Publié le 24/10/2022

Claude MEYER, article published in Le Monde

The decline of the Marxist utopia and the collapse of traditional ethics have created a moral and spiritual vacuum, forging a path for religions, notes Asia specialist Claude Meyer.

Former Soviet Union president Mikhail Gorbachev's death had mixed reactions in China. While Beijing recognized the constructive role he played in normalizing relationships between the two countries after a 30-year separation, the press gladly took shots at the man behind the Perestroika political movement. Former Chinese paramount leader Deng Xiaoping considered Glasnost (a practice of maximum state openness) a "foolish" policy that would eventually lead to the collapse of the USSR because it reversed the order of priorities by favoring political reform: freedom of expression and association would lead to massive demonstrations and strikes but also rekindle national identities.

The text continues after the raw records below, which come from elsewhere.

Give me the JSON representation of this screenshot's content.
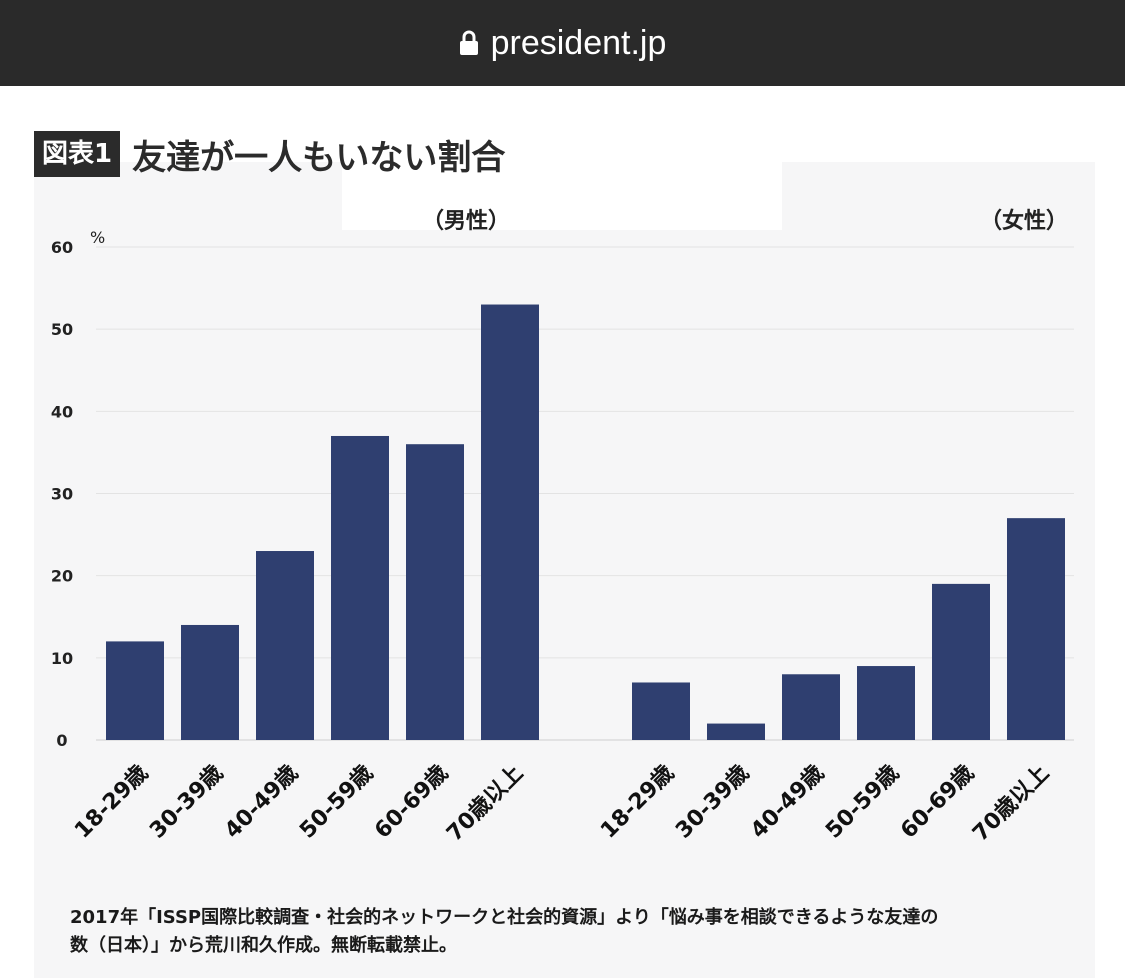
{
  "browser": {
    "url": "president.jp",
    "icon": "lock-icon"
  },
  "header": {
    "badge": "図表1",
    "title": "友達が一人もいない割合"
  },
  "chart_data": {
    "type": "bar",
    "unit_label": "%",
    "ylim": [
      0,
      60
    ],
    "yticks": [
      0,
      10,
      20,
      30,
      40,
      50,
      60
    ],
    "grid": true,
    "bar_color": "#2f3f70",
    "groups": [
      {
        "name": "（男性）",
        "categories": [
          "18-29歳",
          "30-39歳",
          "40-49歳",
          "50-59歳",
          "60-69歳",
          "70歳以上"
        ],
        "values": [
          12,
          14,
          23,
          37,
          36,
          53
        ]
      },
      {
        "name": "（女性）",
        "categories": [
          "18-29歳",
          "30-39歳",
          "40-49歳",
          "50-59歳",
          "60-69歳",
          "70歳以上"
        ],
        "values": [
          7,
          2,
          8,
          9,
          19,
          27
        ]
      }
    ]
  },
  "footer": {
    "note_line1": "2017年「ISSP国際比較調査・社会的ネットワークと社会的資源」より「悩み事を相談できるような友達の",
    "note_line2": "数（日本）」から荒川和久作成。無断転載禁止。"
  }
}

This represents the opposite of the policy pursued by Chinese President Xi Jinping, whose main mission has been to revitalize the Chinese Communist Party (CCP), which he considered to be in decline when he came to power in 2012. Obsessed with Mr. Gorbachev's counter-example, he is drawing inspiration from Mao Zedong and leaning into the mantra of a return to the socialist and even Maoist ideal. The CCP's 20th congress, held from October 16 to 22, endorsed his position and just granted him a third five-year term, with a fourth in 2027 still possible as he will only be 74-year-old by then.

During the previous congress held in 2017, he secured the abolition of the two-term limit imposed after Chairman Mao's death and even a supreme consecration: the introduction of his "philosophy" in the Constitution side-by-side with the Great Helmsman.